At the time, the US military recruited and paid Sunni tribes to lead the struggle against the jihadists. But the Shi'ite-dominated government of former Prime Minister Nouri al-Maliki fuelled sectarianism and disenfranchised the Sunni community from power, driving them to support IS in the first instance.
The downfall of a caliphate
Despite these circumstances, McFadden thinks that a new Sunni revolt will soon take place. "When those groups like Isis place an extreme form of Islam on the local population, there's a fightback that develops quite naturally. But these things take time.
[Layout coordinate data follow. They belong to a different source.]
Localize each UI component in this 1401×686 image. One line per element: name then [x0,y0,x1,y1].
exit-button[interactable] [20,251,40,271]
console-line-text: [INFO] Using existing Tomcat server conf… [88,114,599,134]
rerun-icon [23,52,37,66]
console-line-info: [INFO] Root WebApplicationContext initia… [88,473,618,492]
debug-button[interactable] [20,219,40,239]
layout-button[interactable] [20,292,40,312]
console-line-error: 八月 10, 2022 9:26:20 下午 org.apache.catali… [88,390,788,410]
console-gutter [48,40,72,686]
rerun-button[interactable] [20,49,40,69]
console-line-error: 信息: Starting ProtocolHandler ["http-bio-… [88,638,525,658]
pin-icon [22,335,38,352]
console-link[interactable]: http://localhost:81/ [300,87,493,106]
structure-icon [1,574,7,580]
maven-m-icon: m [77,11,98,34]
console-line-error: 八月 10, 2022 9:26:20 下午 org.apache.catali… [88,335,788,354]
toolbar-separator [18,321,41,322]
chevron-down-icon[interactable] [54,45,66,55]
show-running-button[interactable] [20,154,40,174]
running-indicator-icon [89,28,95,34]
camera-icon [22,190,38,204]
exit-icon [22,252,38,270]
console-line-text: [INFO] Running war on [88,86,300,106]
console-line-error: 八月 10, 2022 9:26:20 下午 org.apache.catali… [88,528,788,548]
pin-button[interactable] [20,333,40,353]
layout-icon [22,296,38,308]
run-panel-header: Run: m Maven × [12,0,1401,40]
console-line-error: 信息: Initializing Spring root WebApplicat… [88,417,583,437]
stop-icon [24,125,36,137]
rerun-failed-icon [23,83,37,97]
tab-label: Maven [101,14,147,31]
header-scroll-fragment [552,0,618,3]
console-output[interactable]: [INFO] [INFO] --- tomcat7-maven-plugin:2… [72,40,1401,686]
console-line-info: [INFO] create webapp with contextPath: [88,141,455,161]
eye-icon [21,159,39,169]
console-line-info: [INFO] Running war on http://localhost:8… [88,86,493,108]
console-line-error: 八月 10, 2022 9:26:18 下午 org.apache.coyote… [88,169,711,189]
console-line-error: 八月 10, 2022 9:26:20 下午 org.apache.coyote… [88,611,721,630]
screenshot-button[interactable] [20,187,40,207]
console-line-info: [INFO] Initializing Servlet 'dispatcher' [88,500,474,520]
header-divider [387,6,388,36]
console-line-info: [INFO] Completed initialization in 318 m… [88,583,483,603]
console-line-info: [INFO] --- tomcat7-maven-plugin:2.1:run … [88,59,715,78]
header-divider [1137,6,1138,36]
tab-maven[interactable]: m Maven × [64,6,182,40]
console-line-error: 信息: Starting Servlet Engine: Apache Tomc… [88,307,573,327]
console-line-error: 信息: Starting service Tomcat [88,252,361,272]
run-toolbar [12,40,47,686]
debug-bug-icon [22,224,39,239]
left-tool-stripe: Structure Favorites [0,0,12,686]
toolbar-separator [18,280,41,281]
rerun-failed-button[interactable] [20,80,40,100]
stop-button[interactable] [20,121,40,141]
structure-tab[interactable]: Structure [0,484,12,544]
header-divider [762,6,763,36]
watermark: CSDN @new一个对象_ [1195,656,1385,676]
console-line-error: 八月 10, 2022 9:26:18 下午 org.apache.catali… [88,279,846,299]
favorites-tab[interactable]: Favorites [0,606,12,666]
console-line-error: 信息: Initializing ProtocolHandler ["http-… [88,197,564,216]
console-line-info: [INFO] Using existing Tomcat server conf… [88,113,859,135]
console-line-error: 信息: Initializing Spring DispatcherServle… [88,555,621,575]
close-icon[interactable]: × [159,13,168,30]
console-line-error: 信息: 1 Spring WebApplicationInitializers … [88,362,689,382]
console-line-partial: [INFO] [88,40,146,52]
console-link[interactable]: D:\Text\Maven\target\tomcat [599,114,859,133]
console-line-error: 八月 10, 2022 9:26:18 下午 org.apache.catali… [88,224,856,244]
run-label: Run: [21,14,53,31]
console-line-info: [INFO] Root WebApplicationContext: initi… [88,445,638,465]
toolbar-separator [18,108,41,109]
And unfortunately the trend that continues is that Isis with iron and blood and blast hand crushes any Sunni attempt to revolt."
The reference is to the slaughter of 322 members of an Iraqi tribe in western Anbar province, once the heartland of the first Sunni awakening.
"That will make it difficult for any organisation to plan a backlash in those areas," he said.
However, the report adds that Isis will encounter further problems if they can no longer maintain the general infrastructure in the winter months.
The fragility of a caliphate that pledged to last "a thousand years" in a grotesque re-enactment of history is demonstrated by the difficulties of the administration in crushing dissent and keeping its structure.
"It's ironic that they're seeking to restore the Turkish Ottoman caliphate, but what they're really doing is restoring the last, declining years of it," Shook said.